Putin's comments followed different accounts by Kiev and Moscow on a telephone call between the two heads of state, with Poroshenko saying a permanent cease-fire deal had been reached and Russia saying only the outlines of an agreement had been discussed.

The different response to the cease-fire talk reflected the smoke-and-mirrors nature of the conflict, with Russia maintaining it cannot agree to a cease-fire because it is not directly involved in the fighting between Ukrainian troops and separatist rebels.

Initially, Poroshenko said flatly on Twitter that , "As a result of my telephone conversation with Russian President we reached an agreement on a permanent cease-fire on Donbass.'"

Donbass refers to the industrialized region of eastern Ukraine that has been the main battlefield in the months-long fight between Ukrainian troops and the Pro-Russian rebels that has left more than 2,600 people dead. It includes the main cities of Donetsk and Luhansk, which have been rebel strongholds.

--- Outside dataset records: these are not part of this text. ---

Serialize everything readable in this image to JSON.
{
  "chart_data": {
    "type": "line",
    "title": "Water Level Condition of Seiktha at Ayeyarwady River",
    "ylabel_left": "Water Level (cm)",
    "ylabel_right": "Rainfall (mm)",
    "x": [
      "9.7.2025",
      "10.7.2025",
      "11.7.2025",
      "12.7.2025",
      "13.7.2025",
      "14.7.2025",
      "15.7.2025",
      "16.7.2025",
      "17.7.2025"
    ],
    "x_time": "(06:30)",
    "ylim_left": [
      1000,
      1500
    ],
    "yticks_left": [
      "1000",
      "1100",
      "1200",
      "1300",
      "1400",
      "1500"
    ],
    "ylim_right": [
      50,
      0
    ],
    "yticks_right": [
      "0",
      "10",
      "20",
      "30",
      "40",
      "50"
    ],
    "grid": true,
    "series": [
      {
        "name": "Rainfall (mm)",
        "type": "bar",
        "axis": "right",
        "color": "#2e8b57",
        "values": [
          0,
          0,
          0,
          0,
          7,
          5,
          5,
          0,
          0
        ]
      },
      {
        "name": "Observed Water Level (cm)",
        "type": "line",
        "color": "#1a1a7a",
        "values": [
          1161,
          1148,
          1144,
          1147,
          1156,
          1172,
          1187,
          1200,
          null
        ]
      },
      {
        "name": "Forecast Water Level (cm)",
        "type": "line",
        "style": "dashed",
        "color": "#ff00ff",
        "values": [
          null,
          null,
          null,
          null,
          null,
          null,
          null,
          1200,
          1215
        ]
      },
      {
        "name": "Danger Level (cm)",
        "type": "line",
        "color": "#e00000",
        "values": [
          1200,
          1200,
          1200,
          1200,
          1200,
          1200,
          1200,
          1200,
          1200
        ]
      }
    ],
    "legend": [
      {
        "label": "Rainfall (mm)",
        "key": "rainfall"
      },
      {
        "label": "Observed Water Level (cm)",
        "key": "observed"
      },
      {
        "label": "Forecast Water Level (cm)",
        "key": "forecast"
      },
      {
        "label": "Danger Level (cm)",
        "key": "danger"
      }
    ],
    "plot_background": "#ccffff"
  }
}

A subsequent statement released by Poroshenko's office said "mutual understanding was reached regarding the steps that will contribute to the establishment of peace."

Russian presidential spokesman Dmitry Peskov later confirmed that the two leaders did discuss steps on the possible basis for a cease-fire but said "Russia cannot physically agree on a cease-fire because it isn't a party in the conflict."

Significantly, Vladimir Antyfeyev, a senior leader of the Russia-backed rebels whom Ukrainian forces have been fighting since April, told the Associated Press he could not say whether the separatists would adhere to a cease-fire because he was not commanding the forces. "But I definitely welcome this," he said. Rebel fighters ignored a previous truce called for in June.

Ukraine and the West say that Russia has been sending troops and weapons to support pro-Russian insurgents fighting Kiev's forces in eastern Ukraine since mid-April. Moscow has consistently denied this charge.

President Obama, who was in Estonia Wednesday holding security talks with the leaders of the three Baltic countries that sit on Russia's western frontier, said it was too early to tell what the latest cease-fire announcement meant. He noted previous unsuccessful attempts and questioned whether pro-Russian separatists would abide by any cease-fire.

In his formal remarks later, Obama was blunt in pushing aside Russian claims that it did not have any military presence in Ukraine.

The Russian forces that have moved into Ukraine, he said, "are not on a humanitarian or peacekeeping mission, they are Russian combat forces with Russian weapons in Russian tanks."

"Just as we never accepted the occupation and illegal annexation of the Baltic nations (by the Soviet Union), we will never accept Russia's illegal annexation of the Crimea or any part of Ukraine," he said

NATO, at its meeting this week in NATO, should takes steps to increase support for Ukraine, including helping "modernize and strengthen its security forces," the president added.

"This is a moment of testing," Obama said. "The actions of the separatists in Ukraine and Russia are dark tactics of Europe's past and ought to be consigned to a distant history."